In order to identify potential genes, Tordoff's lab is currently studying two mice strains that show different phenotypes with respect to calcium preferences: the common B6 strain and the far less common PWK mouse. The PWK mouse has a specific appetite for calcium, while the B6 does not, making them excellent partners for studies to identify candidate genes. One gene of interest is , Casr, the calcium sensing receptor, which shows significant linkages to CaCl2 intake in B6 x PWK F2 mice. Casr is a G-protein coupled receptor, and it's structure is similar to taste receptors for bitter and sweet tastes. It is highly expressed in the kidney, parathyroid gland, gut, and bone, and it is sensitive to extracellular calcium concentrations. This receptor might also be detecting calcium in the mouth, but evidence to support this is still accumulating. Another gene of implicated by a genome screen of B6 x PWK F2 mice is Tas1r3, the so-called "sweet taste receptor". Interestingly, whereas B6 mice avoid high concentrations of calcium, B6 mice with Tas1r3 knocked out are indifferent to them, or even prefer them to water. SNP analyses also suggest that a single nucleotide polymosphism in the Tas1r3 gene determines how much mice like calcium. As speculation, it is possible that Casr may act as a heterodimer with Tas1r3 in determining how much animals like calcium.

Discussion:

Q. Is this calcium carbonate that you use?
A. We use calcium chloride or calcium lactacte

Q. Does it have any taste to it?
A. I'll get to that data in humans in a little bit.

Q. Are there different receptors for sodium and calcium?
A. Well, that's what my research is about and we'll get to that.

Q. Does this threshold (the threshold for calcium in solution) vary by someone's calcium status?
A. Thresholds do vary and my guess is that they do vary with calcium status.

Q. If you ask people to do a simple difference test between sodium and calcium, are they able to tell the difference?
A. Yes. Harry Lawless has done that.

Q. What is bitter melon?
A. It is a vegetable that looks like a cucumber and it is served with a lot of Asian cooking.
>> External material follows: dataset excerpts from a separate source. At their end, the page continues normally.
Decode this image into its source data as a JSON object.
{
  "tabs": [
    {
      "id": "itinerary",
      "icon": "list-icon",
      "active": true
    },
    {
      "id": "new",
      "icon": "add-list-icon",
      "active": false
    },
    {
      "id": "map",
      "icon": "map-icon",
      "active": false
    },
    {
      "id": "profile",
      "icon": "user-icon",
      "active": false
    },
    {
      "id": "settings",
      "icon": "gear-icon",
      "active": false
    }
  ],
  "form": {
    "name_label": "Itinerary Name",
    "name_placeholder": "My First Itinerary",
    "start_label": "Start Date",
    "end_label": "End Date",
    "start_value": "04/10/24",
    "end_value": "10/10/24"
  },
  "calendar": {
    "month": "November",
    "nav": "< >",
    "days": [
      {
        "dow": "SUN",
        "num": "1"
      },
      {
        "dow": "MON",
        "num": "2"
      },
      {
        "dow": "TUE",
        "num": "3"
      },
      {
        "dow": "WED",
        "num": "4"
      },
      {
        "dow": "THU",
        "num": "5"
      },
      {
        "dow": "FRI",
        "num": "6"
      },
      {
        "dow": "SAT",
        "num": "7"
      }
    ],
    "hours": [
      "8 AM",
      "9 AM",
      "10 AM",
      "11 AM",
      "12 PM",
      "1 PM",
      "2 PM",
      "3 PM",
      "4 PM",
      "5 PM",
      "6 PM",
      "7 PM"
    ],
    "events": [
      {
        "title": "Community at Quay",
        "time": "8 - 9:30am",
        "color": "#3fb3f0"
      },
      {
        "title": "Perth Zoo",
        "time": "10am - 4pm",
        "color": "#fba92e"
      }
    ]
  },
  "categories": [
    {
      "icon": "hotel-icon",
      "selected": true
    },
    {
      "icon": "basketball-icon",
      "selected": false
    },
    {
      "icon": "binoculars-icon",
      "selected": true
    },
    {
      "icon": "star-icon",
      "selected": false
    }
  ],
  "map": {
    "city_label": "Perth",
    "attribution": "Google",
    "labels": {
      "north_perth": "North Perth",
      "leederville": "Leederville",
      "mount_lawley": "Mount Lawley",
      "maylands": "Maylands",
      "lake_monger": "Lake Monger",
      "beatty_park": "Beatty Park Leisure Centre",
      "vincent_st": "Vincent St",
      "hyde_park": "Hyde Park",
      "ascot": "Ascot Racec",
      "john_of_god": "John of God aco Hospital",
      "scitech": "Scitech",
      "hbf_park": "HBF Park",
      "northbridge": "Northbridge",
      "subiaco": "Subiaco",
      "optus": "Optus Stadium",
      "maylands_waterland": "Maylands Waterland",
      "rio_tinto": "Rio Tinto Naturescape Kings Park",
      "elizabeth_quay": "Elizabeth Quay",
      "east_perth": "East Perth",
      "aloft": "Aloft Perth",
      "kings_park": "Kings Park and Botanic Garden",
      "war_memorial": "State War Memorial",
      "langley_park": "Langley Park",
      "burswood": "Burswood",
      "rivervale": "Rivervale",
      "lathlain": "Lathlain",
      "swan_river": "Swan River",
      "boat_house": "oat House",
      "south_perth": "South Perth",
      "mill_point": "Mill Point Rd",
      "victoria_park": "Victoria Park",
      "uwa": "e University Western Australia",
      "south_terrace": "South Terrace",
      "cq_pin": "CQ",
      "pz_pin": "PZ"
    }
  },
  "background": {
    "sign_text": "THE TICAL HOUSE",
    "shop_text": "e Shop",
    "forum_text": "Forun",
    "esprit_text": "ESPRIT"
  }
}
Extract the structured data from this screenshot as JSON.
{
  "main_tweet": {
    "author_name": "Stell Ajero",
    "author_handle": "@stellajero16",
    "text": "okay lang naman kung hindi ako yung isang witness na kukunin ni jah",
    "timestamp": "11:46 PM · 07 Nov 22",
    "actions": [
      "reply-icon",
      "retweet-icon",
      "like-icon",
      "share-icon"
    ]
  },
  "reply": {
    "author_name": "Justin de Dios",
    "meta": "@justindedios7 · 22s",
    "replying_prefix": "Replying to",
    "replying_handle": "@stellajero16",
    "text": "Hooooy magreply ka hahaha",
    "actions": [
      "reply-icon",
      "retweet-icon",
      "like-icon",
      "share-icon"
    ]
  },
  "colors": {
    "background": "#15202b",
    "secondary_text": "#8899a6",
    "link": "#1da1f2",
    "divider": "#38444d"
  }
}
Take a look at bittermelon.org

Q. Is it definitive that this is actually related to calcium and not some other sensory attribute related to the cheese?
A. The researcher made the cheese himself, so the sensory aspects were somewhat controlled.

Q. Why do you call your experimental approach "hypothesis free."
A. Because we don't identify specific genes that we are looking for before we do the analyses. Maybe "unbiased" is a better term.
Comment: True, but just stating that you believe there is a genetic link is a form of a hypothesis, correct?
A. Yes, I'll give you that.

Q. Because the C57 mice are avoiding calcium, do they have a higher incidence of osteoporosis?
A. I don't know. That's a good question.

Q. Can you taste the difference between OJ with and without calcium added?
A. Some people (and mice) can, but I can't.

Q. I didn't see how you identified the calcium sensor gene.
A. The gene (Casr) was already identified as a calcium sensor. We chose to focus on that one because it seemed like a good candidate, and it turns out, it was a good choice.

Q. Would you get an inverse relationship between bitter and sweet if you looked at preferences for those?
A. No one has looked at that, but I doubt this would be the case.

Q. For your lock and key model, do you have any idea where polycose would fit in?
A. My guess is that Polycose is detected by the sweet taste receptor.